To the anonymous poster from June: You feel as if men are hell bent on dominating women with the perceived power of their genitals. I'm not sure what "hell bent" means, but I could guess it means strongly motivated. However, for the sake of keeping the discussion on the knowable, I will remove it and re-phrase: You feel as if men want to dominate women with the perceived power of their genitals. Whose perceived power are you referring to? I cannot tell if you mean the male or the females perception, or "both". I will remove it and rephrase: You feel as if men want to dominate women with the power of their genitals. I assume you mean sexual pleasure giving power of their genitals, since they, "meaning the males genitals", have no other means to impart influence over women. It is possible you mean social power, but that would be outside the scope of this discussion. Outside of rape I see no power that one person could exercise over another with their genitals directly. Rape is also outside the scope of this discussion, since rape is known to not be about sex or sexual addiction, but direct power of another human being. Rapists almost always present with a psychopathology. They are usually sexual sadists. However, I digress, It appears that you are implying that sexual fantasy and pornography go hand in hand and that it is the driving desire to dominate women with the power of their genitals that is causal to both the fantasy and use of pornography to enjoy this fantasy. If this interpretation of what you have said is true, then it is also true that all men in general wish to dominate the opposite sex, sexually, without regard to the actual sexual attraction felt, personal sexual orientation, feelings of affection, or natural inherent desire to have sex.
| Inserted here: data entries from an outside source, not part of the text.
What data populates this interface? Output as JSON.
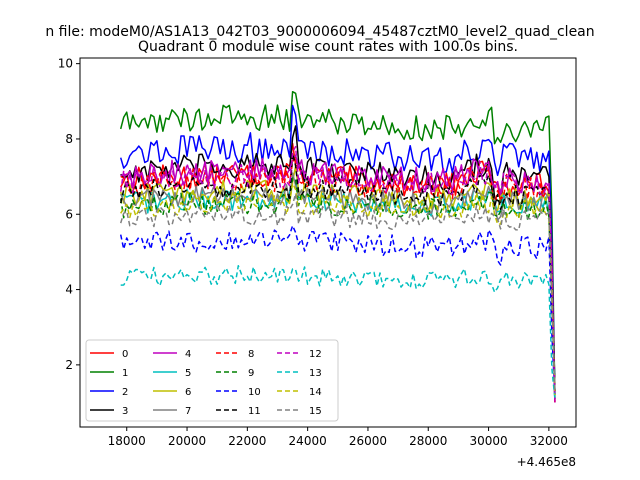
{
  "figure": {
    "suptitle": "n file: modeM0/AS1A13_042T03_9000006094_45487cztM0_level2_quad_clean"
  },
  "chart_data": {
    "type": "line",
    "title": "Quadrant 0 module wise count rates with 100.0s bins.",
    "xlabel": "",
    "ylabel": "",
    "x_offset_label": "+4.465e8",
    "xlim": [
      16450,
      32900
    ],
    "ylim": [
      0.35,
      10.15
    ],
    "xticks": [
      18000,
      20000,
      22000,
      24000,
      26000,
      28000,
      30000,
      32000
    ],
    "xtick_labels": [
      "18000",
      "20000",
      "22000",
      "24000",
      "26000",
      "28000",
      "30000",
      "32000"
    ],
    "yticks": [
      2,
      4,
      6,
      8,
      10
    ],
    "ytick_labels": [
      "2",
      "4",
      "6",
      "8",
      "10"
    ],
    "grid": false,
    "legend_placement": "lower-left",
    "legend_columns": 4,
    "x_range": [
      17800,
      32200
    ],
    "bin_seconds": 100,
    "series": [
      {
        "name": "0",
        "color": "#ff0000",
        "dash": "solid",
        "level": 6.9,
        "noise": 0.35,
        "amp": 0.4
      },
      {
        "name": "1",
        "color": "#008000",
        "dash": "solid",
        "level": 8.4,
        "noise": 0.35,
        "amp": 0.5
      },
      {
        "name": "2",
        "color": "#0000ff",
        "dash": "solid",
        "level": 7.6,
        "noise": 0.4,
        "amp": 0.5
      },
      {
        "name": "3",
        "color": "#000000",
        "dash": "solid",
        "level": 7.1,
        "noise": 0.35,
        "amp": 0.5
      },
      {
        "name": "4",
        "color": "#bf00bf",
        "dash": "solid",
        "level": 7.0,
        "noise": 0.35,
        "amp": 0.4
      },
      {
        "name": "5",
        "color": "#00bfbf",
        "dash": "solid",
        "level": 6.3,
        "noise": 0.3,
        "amp": 0.3
      },
      {
        "name": "6",
        "color": "#bfbf00",
        "dash": "solid",
        "level": 6.5,
        "noise": 0.3,
        "amp": 0.3
      },
      {
        "name": "7",
        "color": "#808080",
        "dash": "solid",
        "level": 6.4,
        "noise": 0.3,
        "amp": 0.3
      },
      {
        "name": "8",
        "color": "#ff0000",
        "dash": "dashed",
        "level": 6.8,
        "noise": 0.35,
        "amp": 0.4
      },
      {
        "name": "9",
        "color": "#008000",
        "dash": "dashed",
        "level": 6.2,
        "noise": 0.3,
        "amp": 0.3
      },
      {
        "name": "10",
        "color": "#0000ff",
        "dash": "dashed",
        "level": 5.2,
        "noise": 0.3,
        "amp": 0.3
      },
      {
        "name": "11",
        "color": "#000000",
        "dash": "dashed",
        "level": 6.6,
        "noise": 0.3,
        "amp": 0.4
      },
      {
        "name": "12",
        "color": "#bf00bf",
        "dash": "dashed",
        "level": 6.9,
        "noise": 0.35,
        "amp": 0.4
      },
      {
        "name": "13",
        "color": "#00bfbf",
        "dash": "dashed",
        "level": 4.3,
        "noise": 0.25,
        "amp": 0.25
      },
      {
        "name": "14",
        "color": "#bfbf00",
        "dash": "dashed",
        "level": 6.2,
        "noise": 0.3,
        "amp": 0.3
      },
      {
        "name": "15",
        "color": "#808080",
        "dash": "dashed",
        "level": 5.9,
        "noise": 0.3,
        "amp": 0.3
      }
    ]
  }
}
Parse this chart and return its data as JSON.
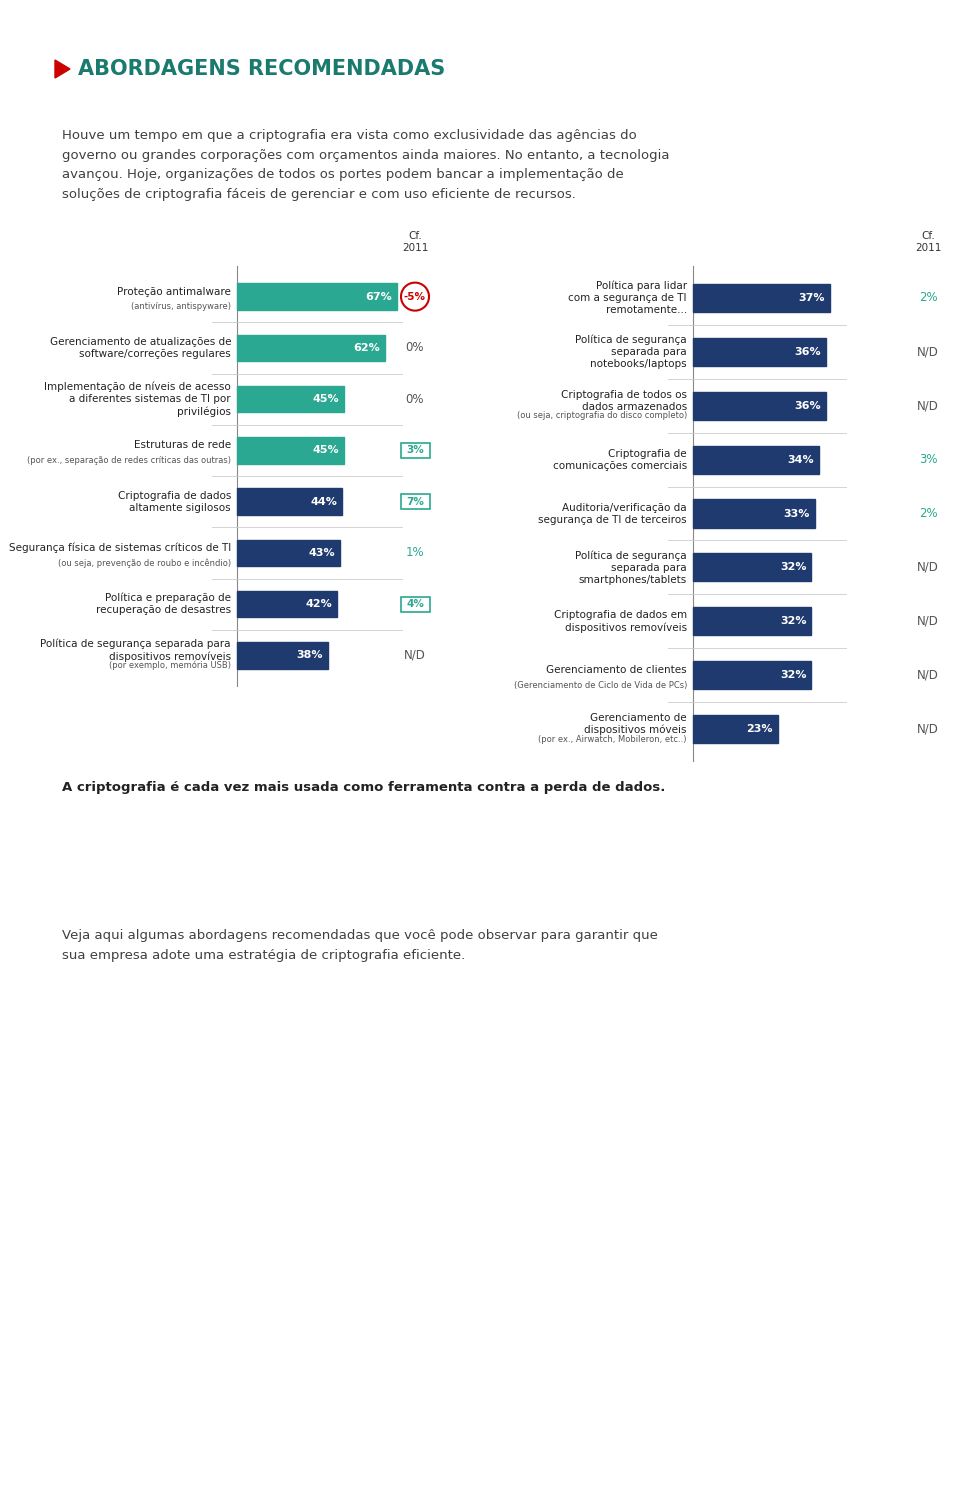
{
  "title": "ABORDAGENS RECOMENDADAS",
  "title_color": "#1a7a6e",
  "arrow_color": "#cc0000",
  "body_text": "Houve um tempo em que a criptografia era vista como exclusividade das agências do\ngoverno ou grandes corporações com orçamentos ainda maiores. No entanto, a tecnologia\navançou. Hoje, organizações de todos os portes podem bancar a implementação de\nsoluções de criptografia fáceis de gerenciar e com uso eficiente de recursos.",
  "footer_text": "A criptografia é cada vez mais usada como ferramenta contra a perda de dados.",
  "footer_text2": "Veja aqui algumas abordagens recomendadas que você pode observar para garantir que\nsua empresa adote uma estratégia de criptografia eficiente.",
  "left_bars": [
    {
      "label": "Proteção antimalware\n(antivírus, antispyware)",
      "value": 67,
      "color": "#2aa891",
      "cf2011": "-5%",
      "cf2011_color": "#cc0000",
      "cf2011_box": "circle"
    },
    {
      "label": "Gerenciamento de atualizações de\nsoftware/correções regulares",
      "value": 62,
      "color": "#2aa891",
      "cf2011": "0%",
      "cf2011_color": "#555555",
      "cf2011_box": "none"
    },
    {
      "label": "Implementação de níveis de acesso\na diferentes sistemas de TI por\nprivilégios",
      "value": 45,
      "color": "#2aa891",
      "cf2011": "0%",
      "cf2011_color": "#555555",
      "cf2011_box": "none"
    },
    {
      "label": "Estruturas de rede\n(por ex., separação de redes críticas das outras)",
      "value": 45,
      "color": "#2aa891",
      "cf2011": "3%",
      "cf2011_color": "#2aa891",
      "cf2011_box": "rect"
    },
    {
      "label": "Criptografia de dados\naltamente sigilosos",
      "value": 44,
      "color": "#1e3a6e",
      "cf2011": "7%",
      "cf2011_color": "#2aa891",
      "cf2011_box": "rect"
    },
    {
      "label": "Segurança física de sistemas críticos de TI\n(ou seja, prevenção de roubo e incêndio)",
      "value": 43,
      "color": "#1e3a6e",
      "cf2011": "1%",
      "cf2011_color": "#2aa891",
      "cf2011_box": "none"
    },
    {
      "label": "Política e preparação de\nrecuperação de desastres",
      "value": 42,
      "color": "#1e3a6e",
      "cf2011": "4%",
      "cf2011_color": "#2aa891",
      "cf2011_box": "rect"
    },
    {
      "label": "Política de segurança separada para\ndispositivos removíveis\n(por exemplo, memória USB)",
      "value": 38,
      "color": "#1e3a6e",
      "cf2011": "N/D",
      "cf2011_color": "#555555",
      "cf2011_box": "none"
    }
  ],
  "right_bars": [
    {
      "label": "Política para lidar\ncom a segurança de TI\nremotamente...",
      "value": 37,
      "color": "#1e3a6e",
      "cf2011": "2%",
      "cf2011_color": "#2aa891"
    },
    {
      "label": "Política de segurança\nseparada para\nnotebooks/laptops",
      "value": 36,
      "color": "#1e3a6e",
      "cf2011": "N/D",
      "cf2011_color": "#555555"
    },
    {
      "label": "Criptografia de todos os\ndados armazenados\n(ou seja, criptografia do disco completo)",
      "value": 36,
      "color": "#1e3a6e",
      "cf2011": "N/D",
      "cf2011_color": "#555555"
    },
    {
      "label": "Criptografia de\ncomunicações comerciais",
      "value": 34,
      "color": "#1e3a6e",
      "cf2011": "3%",
      "cf2011_color": "#2aa891"
    },
    {
      "label": "Auditoria/verificação da\nsegurança de TI de terceiros",
      "value": 33,
      "color": "#1e3a6e",
      "cf2011": "2%",
      "cf2011_color": "#2aa891"
    },
    {
      "label": "Política de segurança\nseparada para\nsmartphones/tablets",
      "value": 32,
      "color": "#1e3a6e",
      "cf2011": "N/D",
      "cf2011_color": "#555555"
    },
    {
      "label": "Criptografia de dados em\ndispositivos removíveis",
      "value": 32,
      "color": "#1e3a6e",
      "cf2011": "N/D",
      "cf2011_color": "#555555"
    },
    {
      "label": "Gerenciamento de clientes\n(Gerenciamento de Ciclo de Vida de PCs)",
      "value": 32,
      "color": "#1e3a6e",
      "cf2011": "N/D",
      "cf2011_color": "#555555"
    },
    {
      "label": "Gerenciamento de\ndispositivos móveis\n(por ex., Airwatch, Mobileron, etc..)",
      "value": 23,
      "color": "#1e3a6e",
      "cf2011": "N/D",
      "cf2011_color": "#555555"
    }
  ],
  "bg_color": "#ffffff",
  "text_color": "#333333",
  "cf_header": "Cf.\n2011"
}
It further supposes that feelings of sexual dominance is something that is abnormal in men. Also, it ignores the fact that there are dominant women and women who are clinical sexual addicts and addicted to pornography. The degrees to which these thing occur in women are currently outside the reasoning process. The purpose of this note is to urge others to hold themselves to a much higher standard of thought when speaking about things they are passionate about.

July 20, 2009 - 3:14pm
EmpowHER Guest
Anonymous

As a society, I think we declare many unwanted or suboptimal behaviors into diseases or addictions and this is also true of sexual addiction. There was a quote from the t.v. show News Radio a few years back when one characters was describing himself as a sex addict, the character Dave responded with, "I'm sorry. I'm from Wisconsin. Does that mean you were getting a lot?"

But even if I'm willing to agree that we as a society probably over-diagnose sexual addiction, it seems to me that nearly all of the possible definitions from these type of addictions (sexual, alcohol, nicotine, etc) depend on normative distinctions. As you say "Which experts get to make judgments about acceptable sexual behavior? Exactly where do their criteria come from?" Isn't that also the case for alcohol? Or drugs? Why isn't that modifying those behaviors just about "controlling their impulses"?

June 8, 2009 - 4:04pm
EmpowHER Guest
Anonymous

Could not disagree with you more. Sexual addiction is real. We have been helping people for 20 years overcome sexual addiction. I do agree with you that sex is healthy and essential. It is built into the very core of our lives. It is part of our survival but to say that it is not a real problem is making light of something that is destroying lives world wide.